The United Nations Office for the Coordination of Humanitarian Affairs said that at least 58% of the homes in the entire enclave have been destroyed or damaged. A study of satellite photographs, using software developed by the website Bellingcat, leads to a conservative estimate that 40% to 50% of Gaza City's built-up area had been destroyed or damaged by November 16 – and up to 70% of the Al-Shati refugee camp on the seafront.

Ramallah authorities have drawn up endless lists: They count 280 educational institutions and over 200 places of worship damaged. All but one of Gaza's hospitals are at a standstill. Water and electricity distribution networks are unusable. A quarter of the enclave's roads have been damaged.

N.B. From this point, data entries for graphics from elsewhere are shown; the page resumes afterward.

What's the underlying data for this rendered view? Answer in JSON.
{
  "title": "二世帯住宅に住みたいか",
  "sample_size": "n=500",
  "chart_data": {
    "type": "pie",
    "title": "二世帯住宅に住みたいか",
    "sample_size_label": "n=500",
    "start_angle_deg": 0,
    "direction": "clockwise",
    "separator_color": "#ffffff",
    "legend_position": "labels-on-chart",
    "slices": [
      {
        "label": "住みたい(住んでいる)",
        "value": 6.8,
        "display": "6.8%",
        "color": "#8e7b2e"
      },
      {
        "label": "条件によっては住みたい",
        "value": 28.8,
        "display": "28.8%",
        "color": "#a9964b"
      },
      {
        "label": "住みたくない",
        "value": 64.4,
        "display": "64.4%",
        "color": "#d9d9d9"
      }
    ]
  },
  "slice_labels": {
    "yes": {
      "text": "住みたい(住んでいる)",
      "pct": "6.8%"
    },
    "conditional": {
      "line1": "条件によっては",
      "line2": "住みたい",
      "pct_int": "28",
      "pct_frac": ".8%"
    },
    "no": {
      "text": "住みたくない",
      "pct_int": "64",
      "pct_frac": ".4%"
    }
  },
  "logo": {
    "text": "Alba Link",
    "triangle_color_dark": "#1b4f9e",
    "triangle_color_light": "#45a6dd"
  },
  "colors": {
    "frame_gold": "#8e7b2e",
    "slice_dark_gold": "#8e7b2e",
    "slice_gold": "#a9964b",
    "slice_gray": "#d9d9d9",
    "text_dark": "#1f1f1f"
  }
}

"Gaza is already destroyed. It's nothing more than a ghost town, populated by a few hundred thousand displaced persons [800,000, according to the Palestinian Authority]. The Israelis wanted to punish one of the oldest cities in the world, by hitting its universities, its bookshops, its grand hotels, its parliament and its ministries," said Ehab Bsaiso, a former culture minister for the Palestinian Authority. "On November 13, a great music teacher, Elham Farah, was wounded in the street by shrapnel. She bled to death on the sidewalk. They're wiping out a whole social mosaic, a whole culture, and soon the tanks will be advancing toward the Archaeological Museum and the old Orthodox Church of Saint Porphyrius, an annex of which was bombed on October 19." From an old Gazan family, this senior civil servant follows the wanderings of his relatives to the four corners of their hometown and the blockaded enclave by telephone from Bethlehem, in the occupied West Bank, with a heavy heart.